What is more indulgent than a Dark Chocolate Fudge Brownie? If you are anything like me, you are going to love this one. Loaded with protein and high-quality antioxidants, these brownies are truly healthy and nourishing while still decadently delicious. Share the love or keep them for yourself… these brownies are the perfect treat!
- Muffin tin (silicone optional)
- Food processor
- Single chopstick for optional decorating
- 1 15 oz can black beans (drained and well-rinsed)
- 2 chia or flax eggs 2 tablespoons ground chia OR flax + 6 tablespoons water
- 3 tbsp melted coconut oil
- 1 tsp vanilla
- 1 1/2 tsp baking powder
- 1/2 cup coconut sugar
- 1 pinch Himalayan pink salt
- 3/4 cup raw cacao
- 1 tbsp creamy nut butter 1/2 tablespoon mixed in brownies and 1/2 drizzled on top
- Chocolate chips or pecans
- Preheat oven to 350°F.
- Prepare flax/chia egg and allow to sit for 5 minutes.
- Lightly oil muffin tin or use silicone with no grease.
- Drain and rinse black beans.
- Add all ingredients to a food processor for about 2-3 minutes, until the batter is smooth and creamy.
- Distribute evenly in muffin tin or mold. Mine made 9 brownies.
- Smooth top of each brownie and if desired, spoon 1/2 teaspoon of nut butter on top. If desired, then take a chopstick and swirl it around a little to create a swirl effect.

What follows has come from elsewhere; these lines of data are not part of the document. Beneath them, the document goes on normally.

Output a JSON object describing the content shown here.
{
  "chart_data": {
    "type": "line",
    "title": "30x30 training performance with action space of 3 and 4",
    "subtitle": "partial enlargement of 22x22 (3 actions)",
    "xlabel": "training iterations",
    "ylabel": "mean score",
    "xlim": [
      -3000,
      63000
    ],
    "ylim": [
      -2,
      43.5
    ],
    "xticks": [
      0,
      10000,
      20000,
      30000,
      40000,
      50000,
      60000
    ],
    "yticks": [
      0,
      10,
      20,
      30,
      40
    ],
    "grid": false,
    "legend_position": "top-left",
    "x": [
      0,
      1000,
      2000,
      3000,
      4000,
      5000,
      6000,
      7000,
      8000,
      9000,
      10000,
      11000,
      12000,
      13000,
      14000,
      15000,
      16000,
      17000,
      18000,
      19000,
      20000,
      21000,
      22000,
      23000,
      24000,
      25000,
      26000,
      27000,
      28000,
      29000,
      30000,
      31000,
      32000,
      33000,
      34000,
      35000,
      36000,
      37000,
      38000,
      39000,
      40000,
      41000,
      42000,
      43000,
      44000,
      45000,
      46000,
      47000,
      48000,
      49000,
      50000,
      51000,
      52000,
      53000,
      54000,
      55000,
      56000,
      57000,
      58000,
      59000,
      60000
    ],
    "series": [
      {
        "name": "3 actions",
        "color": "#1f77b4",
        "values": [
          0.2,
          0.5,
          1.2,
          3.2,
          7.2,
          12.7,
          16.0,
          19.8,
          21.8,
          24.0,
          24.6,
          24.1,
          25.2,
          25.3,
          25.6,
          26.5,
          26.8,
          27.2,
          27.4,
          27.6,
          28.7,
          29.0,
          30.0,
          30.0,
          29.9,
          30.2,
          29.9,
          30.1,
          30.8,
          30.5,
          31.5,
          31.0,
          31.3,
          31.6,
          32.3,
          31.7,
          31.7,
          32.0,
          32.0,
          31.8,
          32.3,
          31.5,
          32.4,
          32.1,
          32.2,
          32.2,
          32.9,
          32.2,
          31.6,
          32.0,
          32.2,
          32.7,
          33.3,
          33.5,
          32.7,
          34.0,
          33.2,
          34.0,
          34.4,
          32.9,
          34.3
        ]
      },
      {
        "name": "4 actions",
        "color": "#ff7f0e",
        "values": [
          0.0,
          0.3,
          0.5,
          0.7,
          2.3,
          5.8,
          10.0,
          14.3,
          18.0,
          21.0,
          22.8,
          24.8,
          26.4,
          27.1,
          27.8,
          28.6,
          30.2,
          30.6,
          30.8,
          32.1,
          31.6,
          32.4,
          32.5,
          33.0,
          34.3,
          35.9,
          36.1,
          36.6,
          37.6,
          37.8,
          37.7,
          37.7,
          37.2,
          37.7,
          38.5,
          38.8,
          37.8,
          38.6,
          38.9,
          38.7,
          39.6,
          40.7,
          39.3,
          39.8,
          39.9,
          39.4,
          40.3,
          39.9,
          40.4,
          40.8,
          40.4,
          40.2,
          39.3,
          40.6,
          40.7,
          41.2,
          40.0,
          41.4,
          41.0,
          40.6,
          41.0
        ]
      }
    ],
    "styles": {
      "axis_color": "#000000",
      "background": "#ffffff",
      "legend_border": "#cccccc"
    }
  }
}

- If desired, lightly sprinkle optional chips and pecans on top of brownies at this point.
- Bake for 25 minutes or until the top is dry.
- Remove from the oven, allow to cool in the tin for about 20 minutes, then carefully and gently remove from tin or mold. They are fragile and fudgey so you can expect them to be moist.